Sorumluluk genelde beklentilerini elde etmek için öğrenmektir.
İnsanlar örgütsel sorunların çözümünde katkıda bulunabilirler.
İnsanlar genellikle mevcut yetkelerini tam anlamıyla kullanmaktadırlar.
Renisis Likert’in Sistem I-Sistem 4 Modeli
Yöneticileri “işe eğilimli ve çalışana eğilimli” olarak iki sınıfa ayırmış ve yöneticilerin davranışlarını bu eğilimlere göre tanımlamıştır. Yönetim uygulamalarıyla varsayımları dörtlü bir yaklaşımla öne sürmüştür. Sistem 1, çalışanları sömüren ve otoriter bir işletme yönetimi, Sistem 2, iyilikçi ve otoriter bir işletme yönetimi, Sistem 3, çalışanlarına dayanışmaya önem veren bir yönetim, sistem 4, verilen kararlara katılmayı öngören bir yönetim tarzını tanımlamıştır.
Blake ve Mouton’un Yönetsel Kafes Modeli
Bu yönetim modelinde, yönetimin üretim ve insan ağırlıklı olduğunu, bu davranış kalıplarından birin yatay eksen üzerinde, diğerinin de dikey eksen üzerine yerleştirmiştir. Yöneticilerin bu davranış kalıbına yakın oldukların analiz edilmiştir.

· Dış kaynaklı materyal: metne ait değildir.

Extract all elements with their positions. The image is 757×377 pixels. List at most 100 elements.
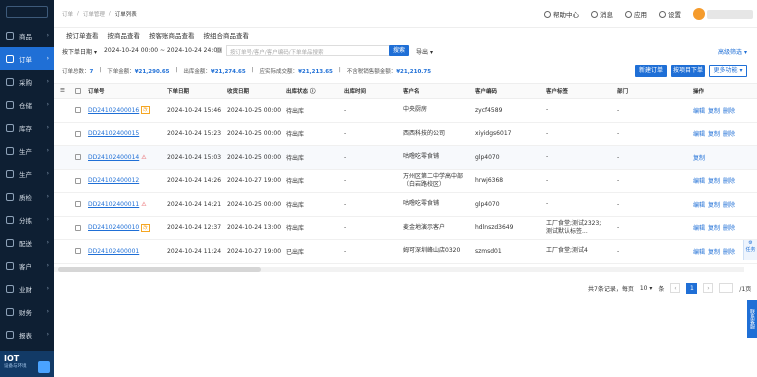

Chiris Argyris’in Olgunlaşma Modeli
Bu “olgunlaşma” modelinde örgüt çalışanlarının çocuksu davranışlar gösterdikleri ve erişkin bir birey gibi davranmadıkları, bunun da asıl nedeninin pasif ve kendine mutlak bağımlı astlar isteyen yöneticilerden kaynaklandığını belirtmiştir. Yöneticiler de astların olgunlaşmamış birey olarak kalmaya zorlamaktadırlar. Olgunlaşmayı engelleyen diğer nedenler ise, iş analizleri, yönetmelik, prosedür, iş akışı, işletme politikası ve bütçe gibi araçlardır. İnsanlar sorumluluk almaktan kaçınarak olgunlaşamamaktadırlar.
Ferderick Herberg’in Hijyen Modeli
Herzberg’in Hijyen Modelinde, başarı, tanınma, işin içeriği, sorumluluklar ve yükselme olarak belirlenen iş tatmini nedeniyle, iş güvencesi, adil ücret sistemi, ast-üst arasındaki olumlu ilişkiler, uygun çalışma koşulları gibi nedenleri hijyen nedenler olarak tanımlamış ve iş tatminsizliği ile bağlantı kurmuştur. Tatmin ve tatminsizliğin birbirinin karşıtı olmadığını belirmektedir. İş tatminsizliğinin temel nedeni kişinin sosyal fiziksel yoksunluktan kaçınmak istemesidir. İş tatmini ile ilgili nedenler, insanın yaratılışının ruhsal doğası gereği kusursuz olabilmek ya da mükemmele ulaşabilmek için gizli kalmış özelliklerin ortaya çıkarmak istemesinden kaynaklanmaktadır.